Slack adopts 'disasterpiece theater' strategy for running uptime exercises

Dive Brief:

In January 2018, Slack began intentionally replicating production failures to test its systems and engineers of tolerance, similar to a practice "evangelized by Netflix," according to a company blog post Thursday.
The company is calling the process "disasterpiece theater," an "approachable" take on chaos engineering. The "theater" consists of running exploratory exercises where a response plan is circulated among the operations team, according to the blog. Hosts of the exercises document how they will "incite the failure," what commands they'll run, and what Amazon Elastic Compute Cloud instances will be involved.
Slack then asks its hosts how "confident they are that fault tolerance in the dev environment predicts fault tolerance in the prod environment" for the exercise. Hosts also hypothesize how customers mights feel the experimental failure. Each exercise is carried out during a specified time with experts centrally located because Slack is yet to test its monitoring capabilities during a run.

Dive Insight:

Last March Slack created a "safety engineering team" to reduce its downtime compared to other collaboration software vendors. The team was designed to detect operational interferences and work with Slack's software developers.

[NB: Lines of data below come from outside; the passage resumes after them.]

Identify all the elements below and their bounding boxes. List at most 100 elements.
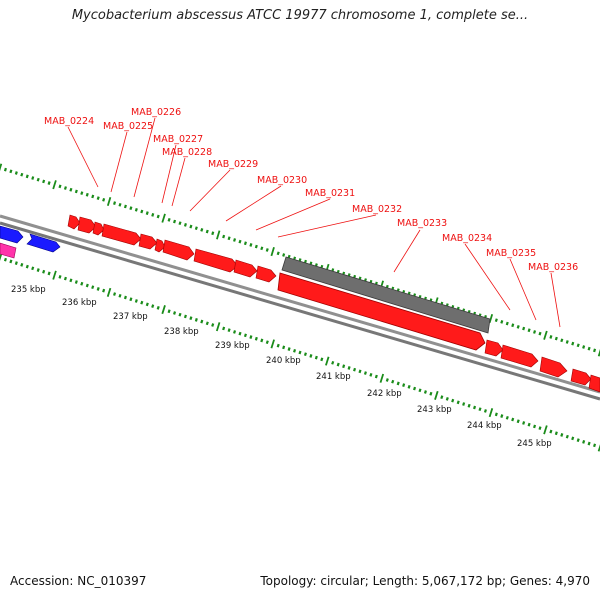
outer-tick-mark [538, 331, 542, 336]
inner-tick-mark [47, 271, 51, 276]
gene-arrow-mab-0230[interactable] [162, 239, 195, 261]
inner-tick-mark [96, 287, 100, 291]
inner-tick-mark [413, 386, 417, 391]
outer-tick-mark [597, 348, 600, 357]
gene-leader-lines [67, 117, 561, 328]
gene-arrow-mab-0234[interactable] [484, 339, 504, 357]
kbp-label: 241 kbp [316, 372, 351, 382]
inner-tick-mark [282, 345, 286, 350]
gene-arrow-mab-0233[interactable] [277, 272, 486, 351]
outer-tick-mark [249, 243, 253, 247]
inner-tick-mark [9, 259, 13, 264]
inner-tick-mark [505, 415, 509, 420]
gene-arrow-mab-0229[interactable] [154, 238, 166, 253]
inner-tick-mark [25, 264, 29, 269]
inner-tick-mark [374, 374, 378, 379]
gene-label-mab-0228[interactable]: MAB_0228 [162, 147, 212, 158]
inner-tick-mark [74, 280, 78, 284]
gene-label-mab-0229[interactable]: MAB_0229 [208, 159, 258, 170]
outer-tick-mark [554, 336, 558, 341]
kbp-label: 239 kbp [215, 341, 250, 351]
gene-label-mab-0231[interactable]: MAB_0231 [305, 188, 355, 199]
inner-tick-mark [527, 422, 531, 427]
outer-tick-mark [167, 217, 171, 222]
gene-label-mab-0230[interactable]: MAB_0230 [257, 175, 307, 186]
inner-tick-mark [554, 431, 558, 436]
inner-tick-mark [511, 417, 515, 422]
gene-arrow-edge-2[interactable] [588, 374, 600, 393]
outer-tick-mark [582, 345, 586, 349]
inner-tick-mark [156, 305, 160, 310]
inner-tick-mark [106, 287, 112, 297]
inner-tick-mark [473, 405, 477, 410]
inner-tick-mark [533, 424, 537, 429]
inner-tick-mark [522, 421, 526, 425]
kbp-label: 243 kbp [417, 405, 452, 415]
gene-label-mab-0225[interactable]: MAB_0225 [103, 121, 153, 132]
gene-arrow-mab-0231[interactable] [193, 248, 239, 273]
inner-tick-mark [385, 378, 389, 382]
outer-tick-mark [118, 202, 122, 207]
gene-arrow-mab-0228[interactable] [138, 233, 158, 250]
gene-label-mab-0235[interactable]: MAB_0235 [486, 248, 536, 259]
outer-tick-mark [106, 196, 112, 207]
inner-tick-mark [167, 309, 171, 314]
outer-tick-mark [276, 251, 280, 256]
inner-tick-mark [434, 390, 439, 400]
inner-tick-mark [113, 292, 117, 296]
gene-arrow-magenta[interactable] [0, 242, 17, 259]
gene-arrow-mab-0224[interactable] [67, 214, 81, 230]
inner-tick-mark [379, 373, 385, 383]
gene-label-mab-0232[interactable]: MAB_0232 [352, 204, 402, 215]
inner-tick-mark [161, 305, 166, 315]
inner-tick-mark [418, 388, 422, 393]
outer-tick-mark [587, 346, 591, 351]
inner-tick-mark [205, 321, 209, 326]
outer-tick-mark [576, 343, 580, 348]
gene-label-mab-0234[interactable]: MAB_0234 [442, 233, 492, 244]
outer-tick-mark [58, 184, 62, 189]
outer-tick-mark [270, 247, 275, 257]
outer-tick-mark [222, 234, 226, 239]
outer-tick-mark [129, 206, 133, 211]
gene-label-mab-0236[interactable]: MAB_0236 [528, 262, 578, 273]
outer-tick-mark [151, 212, 155, 217]
inner-tick-mark [560, 433, 564, 437]
gene-label-mab-0233[interactable]: MAB_0233 [397, 218, 447, 229]
gene-arrow-mab-0227[interactable] [101, 223, 142, 246]
gene-label-mab-0224[interactable]: MAB_0224 [44, 116, 94, 127]
gene-arrow-mab-0226[interactable] [92, 221, 105, 236]
gene-label-mab-0227[interactable]: MAB_0227 [153, 134, 203, 145]
inner-tick-mark [440, 395, 444, 400]
inner-tick-mark [369, 372, 373, 377]
inner-tick-mark [118, 293, 122, 298]
inner-tick-mark [254, 336, 258, 341]
inner-tick-mark [391, 379, 395, 384]
inner-tick-mark [233, 330, 237, 334]
gene-arrow-mab-0225[interactable] [77, 216, 97, 234]
kbp-label: 238 kbp [164, 327, 199, 337]
outer-tick-mark [113, 201, 117, 206]
outer-tick-mark [265, 248, 269, 252]
inner-tick-mark [494, 412, 498, 417]
gene-arrow-mab-0232-a[interactable] [233, 259, 258, 278]
gene-arrow-mab-0236[interactable] [539, 356, 568, 378]
outer-tick-mark [52, 180, 57, 190]
outer-tick-mark [254, 244, 258, 249]
outer-tick-mark [178, 221, 182, 226]
gene-arrow-mab-0232-b[interactable] [255, 265, 277, 283]
inner-tick-mark [238, 331, 242, 336]
outer-tick-mark [36, 177, 40, 182]
gene-arrow-mab-0235[interactable] [500, 344, 539, 368]
outer-tick-mark [571, 341, 575, 346]
kbp-label: 244 kbp [467, 421, 502, 431]
inner-tick-mark [134, 299, 138, 303]
inner-tick-mark [222, 326, 226, 331]
gene-arrow-blue-1[interactable] [0, 225, 24, 244]
gene-arrow-edge-1[interactable] [570, 368, 592, 386]
gene-label-mab-0226[interactable]: MAB_0226 [131, 107, 181, 118]
gene-arrow-blue-2[interactable] [26, 233, 61, 253]
outer-tick-mark [260, 246, 264, 251]
inner-tick-ring [0, 253, 600, 452]
pseudogene-bar[interactable] [281, 256, 491, 334]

Now, more than a year later, the company is public and its platform's uptime usually lingers in the "three nines" range, meaning at least 99.9% uptime, according to its status history from the last year.

But Slack has experienced outages in June and July. The first outage, reported on June 28, went on from about 8 a.m. to about 11 p.m. Eastern Standard Time, according to the issue summary.

The platform experienced further degraded functionality in late July, caused by a "change that inadvertently caused some performance issues," according to the summary.

Netflix, the company Slack is emulating with its exercises, is trying to beat the clock to achieve even less down downtime, striving for four nines of availability. The last two months' outages impacted Slack's "three nines" uptime. June's uptime was reported at 99.83% while July clocked in at 99.87%.

Still, Slack has confidence in its foundational infrastructure but as the platform expands the company recognizes "luck is not an availability strategy," according to the blog post.

Not all of Slack's "disasterpiece" tests make it beyond the development environment. If automated remediation didn't work as expected, engineers won't deploy the test in production.

The company has run "dozens" of "disasterpiece" exercises that have more or less gone according to the plan, said the blog post. However, because of Slack's environment is in constant evolution, the engineering team is rarely able to repeat fault tolerance tests in new code, according to the blog post.